Editorial von Armin Nassehi In diesem Kursbuch schreiben nur Autorinnen und Autoren, die 36 Jahre oder jünger sind. Mein Lieblingssatz in diesem Kursbuch lautet: »Es wäre naiv zu glauben, dass junge Menschen, die damit aufgewachsen sind, dass selbst ein Waschmittel eine eigene Farbe, einen Jingle und einen Geruch haben muss, nicht auf die Idee kommen, auch sie bräuchten ein Konzept, eine Markenbotschaft, eine Identity zum Herzeigen.« Er stammt aus dem Beitrag von Lara Fritzsche und bringt ziemlich gut auf den Punkt, was ich als mehr als 20 Jahre Älterer an Bildern über diese Generation im Kopf habe.
Diese Bilder bewegen sich auf zwei Gebieten: Zum einen haben diese etwas mit Ästhetiken und Bildhaftem zu tun, zum anderen mit einer Individualität, die sich vor allem über Emotionalisierbares identifiziert. Die Beiträge loten all das aus. Sie arbeiten sich am Verhältnis von Selbstoptimierung und einer besseren Welt ab, sie fremdeln mit der Arbeitswelt, suchen darin aber verträglichere Formen, sie zeigen sich genervt vom Gefühl und der Expression als zentralem Wahrheitsmedium, tragen aber auch das mit emotionaler Verve vor.
Wir haben erst vor Kurzem ein »Generationen Kursbuch« gemacht. Kursbuch 178 beschäftigte sich mit dem Jahrgang »1964«, also den nun 50Jährigen, die anders als die vorherige Kriegs, Flakhelfer oder skeptische Generation keine wirklich identifizierbare Generation sind – von den 68ern als Mutter aller Jugendgenerationen ganz zu schweigen.

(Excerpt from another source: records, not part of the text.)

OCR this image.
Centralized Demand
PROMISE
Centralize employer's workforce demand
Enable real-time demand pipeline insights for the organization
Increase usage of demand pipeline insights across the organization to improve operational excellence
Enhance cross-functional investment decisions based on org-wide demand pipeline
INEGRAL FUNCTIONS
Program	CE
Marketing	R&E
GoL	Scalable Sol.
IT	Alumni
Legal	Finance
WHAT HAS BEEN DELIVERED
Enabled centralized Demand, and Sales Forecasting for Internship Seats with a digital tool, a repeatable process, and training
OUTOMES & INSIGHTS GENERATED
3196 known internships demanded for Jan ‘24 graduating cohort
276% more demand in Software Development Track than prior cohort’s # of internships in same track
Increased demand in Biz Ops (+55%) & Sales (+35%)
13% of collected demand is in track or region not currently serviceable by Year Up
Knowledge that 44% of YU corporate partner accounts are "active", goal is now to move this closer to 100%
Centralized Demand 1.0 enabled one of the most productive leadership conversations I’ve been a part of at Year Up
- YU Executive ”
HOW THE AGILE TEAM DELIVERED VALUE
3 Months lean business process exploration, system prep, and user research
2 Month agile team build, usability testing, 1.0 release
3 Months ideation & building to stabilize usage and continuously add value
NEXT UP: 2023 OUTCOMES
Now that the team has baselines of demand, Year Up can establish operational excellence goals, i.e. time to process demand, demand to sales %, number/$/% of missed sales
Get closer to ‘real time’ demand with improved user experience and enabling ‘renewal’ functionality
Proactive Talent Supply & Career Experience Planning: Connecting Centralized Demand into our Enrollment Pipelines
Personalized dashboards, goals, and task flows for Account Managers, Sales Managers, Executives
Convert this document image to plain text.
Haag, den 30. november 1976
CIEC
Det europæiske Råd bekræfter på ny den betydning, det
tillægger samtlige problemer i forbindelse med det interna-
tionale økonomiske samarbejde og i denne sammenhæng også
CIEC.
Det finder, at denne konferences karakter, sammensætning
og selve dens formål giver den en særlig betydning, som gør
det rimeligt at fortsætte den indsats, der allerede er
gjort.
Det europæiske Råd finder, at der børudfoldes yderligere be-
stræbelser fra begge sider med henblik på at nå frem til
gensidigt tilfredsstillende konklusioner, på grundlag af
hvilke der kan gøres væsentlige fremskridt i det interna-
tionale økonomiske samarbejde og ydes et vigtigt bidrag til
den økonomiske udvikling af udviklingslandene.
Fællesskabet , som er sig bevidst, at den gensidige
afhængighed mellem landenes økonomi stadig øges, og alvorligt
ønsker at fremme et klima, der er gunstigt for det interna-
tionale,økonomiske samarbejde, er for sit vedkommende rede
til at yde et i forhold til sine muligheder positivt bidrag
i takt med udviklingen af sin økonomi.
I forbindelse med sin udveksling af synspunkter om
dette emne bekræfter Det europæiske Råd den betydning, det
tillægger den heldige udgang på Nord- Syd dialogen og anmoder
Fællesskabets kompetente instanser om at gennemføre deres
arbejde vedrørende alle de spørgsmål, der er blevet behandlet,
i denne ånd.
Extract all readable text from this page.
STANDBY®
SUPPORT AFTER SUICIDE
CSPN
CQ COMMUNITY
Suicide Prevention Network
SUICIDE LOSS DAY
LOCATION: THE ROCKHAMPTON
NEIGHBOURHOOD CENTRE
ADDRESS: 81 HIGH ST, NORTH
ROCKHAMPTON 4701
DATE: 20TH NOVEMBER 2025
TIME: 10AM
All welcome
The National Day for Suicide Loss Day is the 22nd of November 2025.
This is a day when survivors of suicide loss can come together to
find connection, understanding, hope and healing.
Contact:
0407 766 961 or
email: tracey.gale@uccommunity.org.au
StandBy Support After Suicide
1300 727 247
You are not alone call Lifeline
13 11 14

Vielleicht ändert sich das nun wieder, denn gemeinsamer Tenor der Beiträge ist tatsächlich eine nun stark durchgesetzte Erwartung, dass Beschreibungen authentisch und jetzt wirklich individuell sein sollen, darin aber gebrochen in der Einsicht, dass Authentizität auch eine Erwartung ist, etwas, das inszeniert werden muss, ähnlich wie die kolorierte, olfaktorisch und auditiv überzeugende Authentifizierung eines Waschmittels. Diese Generation scheint die Benutzeroberfläche von der dahinterliegenden Tiefe des virtuellen Raums unterscheiden zu können – und ist doch mit der Benutzeroberfläche schon ziemlich beschäftigt. Ich habe selbst in Kursbuch 178 meine eigene Generation als die erste digitale Generation bezeichnet. Vielleicht muss das korrigiert werden. Meine Generation ist noch in eine analoge Welt hineingeboren worden.
Wir haben das dann alles verflüssigt, erst kommunikativ, dann computergestützt. Die jetzigen Jungen müssen diese Verflüssigungen wieder materialisieren, in Formen bringen. Wir haben uns gegen Formen gewandt, eine Art »Häresie der Formlosigkeit« (wie Martin Mosebach die Verflüssigung seiner katholischen Kindheit beschrieben hat) gepflegt. Jetzt wird reritualisiert, werden neue Formen gesucht und gefunden, jetzt werden auf Augenhöhe individuelle Lösungen gesucht, mit einem neuen Glauben an die Form – aber ganz ohne das Erlösungsversprechen, sondern eher in dem Sinne, dass man
Authentizität letztlich mit digitalem Spielmaterial herstellen muss. Julian Müller übrigens hat uns in seinem Beitrag ins Stammbuch geschrieben, dass noch der Titel dieses Kursbuchs aus einer ganz anderen Generation stammt, jener bürgerlichen Idealisierung der Jugend als »forsch« – ein ziemlich forscher Einwand. Zumindest zeigt er: Die jeweilige Jugend war schon immer eher eine Erfindung der Erwachsenen. Das gilt auch für die erwachsene Jugend, die in diesem Kursbuch spricht.